Volunteers to share experiences helping refugees
March 28, 2017
The ‘Panel on Refugees’ will give insight into the experiences four speakers had while helping immigrants, migrants and refugees. The discussion will be at 7 p.m. Wednesday in Coleman Auditorium.
The EIU Students for Peace and Justice will host this educational panel, and other events throughout the week, in honor of EIU Global Justice Week.
Graduate student Chelsea Picken, one of the panelists, said she worked with the organization Help Refugees in Calais, France. She signed up online ahead of time, gave her information to the organization and chose the dates she was going to volunteer.

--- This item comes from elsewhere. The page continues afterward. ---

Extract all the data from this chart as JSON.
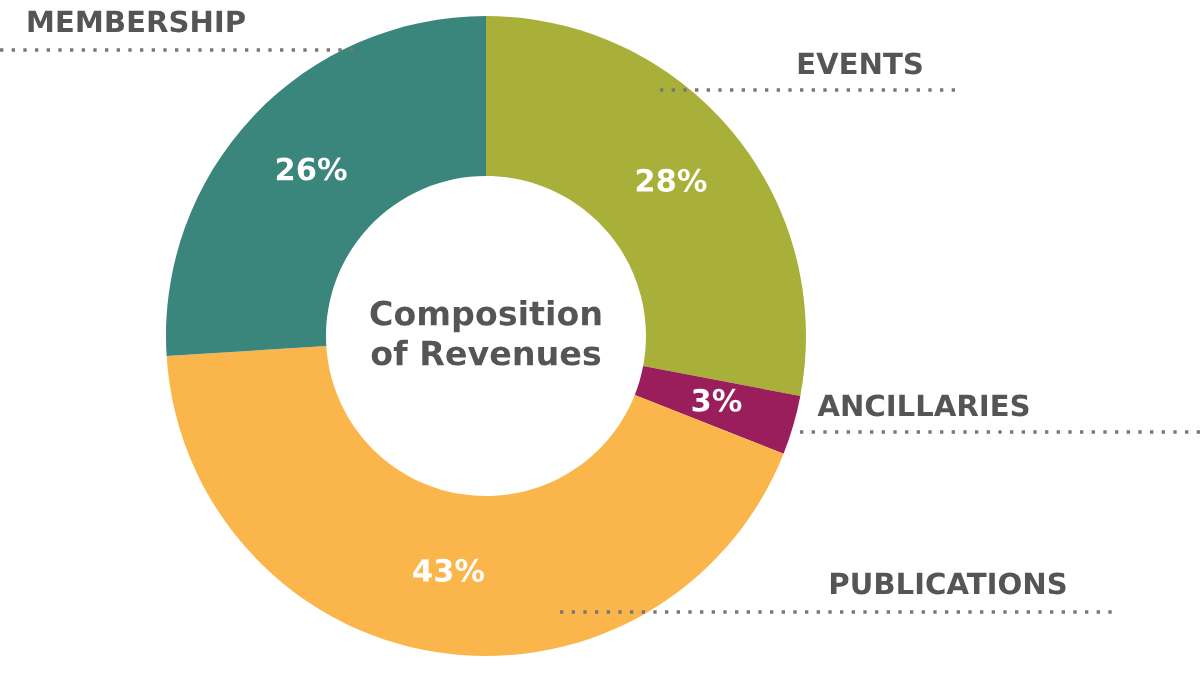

Picken said she worked in a camp known as ‘the Jungle,’ which held about 6,000 refugees during the summer of 2016. She made her way over to Calais from England during a long weekend while studying abroad at Harlaxton Manor.
This particular camp pops up in times of crisis on the border of France, with England in sight, Picken said. The refugees’ main goal was to eventually make their way into England, since many had family currently there or knew of a community of people to stay with, she said.
‘The Jungle’ was not an official refugee camp, so the United Nations does not run it or provide assistance, Picken said. Instead, she said the camp is run by a non-profit organization.
Picken said she worked for a few days in a large warehouse sorting through donations, and then a few days were spent in the camps distributing packs of clean clothes and toiletry items.
“Most are living in tents and in the dirt and mud. There is no sanitary system set up,” Picken said, “Any shelter that existed was pretty much plywood put together.”
In November 2016, the French government destroyed the entire camp and put many refugees on buses and relocated them to centers run by the government.
Picken said it really is a privilege having an American passport and being able to travel freely.
Another panelist, Beth Murphy, will also share her experiences working for several years in a refugee resettlement center in Detroit.
Habiba Behnam from Iraq will speak about working in a Palestinian refugee camp in Jordan. Behnam was later displaced when the Islamic State group entered the villages in 2014.
Brenda Cuellar, associate director of international recruitment at Eastern, said she volunteered in Nashville, Tennessee with World Relief for three months the summer following graduation from college.
Cuellar said volunteers connected refugees with the resources available to the community and translated foreign languages to English.
Cuellar also taught immigrants from Central America citizenship classes and high school classes, she said, and later moved to Mexico for a little over a year to help asylum seekers.
Cuellar served as the U.S. Director for the Migrant Resource Center and said the organization worked with different non-profit teams. The main focus was to provide basic needs to people who had been deported from the U.S. back to Mexico.
This organization is located just across the border from Arizona, and Cuellar said she could see the wall separating the U.S. and Mexico from the building she worked in.
“My parents are from Mexico. For me, I really wanted to learn about my own culture and identity,” Cuellar said.
She said her parents came to the U.S. years ago, and she did not realize the sacrifices they made until she began working at the Migrant Resource Center and saw other Mexican people facing the same challenges.
Cuellar said her faith called her to serve refugees, immigrants and migrants.
“There is so much going on with the refugee crisis. It is important for us to understand what is going on around the world. As Americans, we should be involved to make the world a better place,” Cuellar said.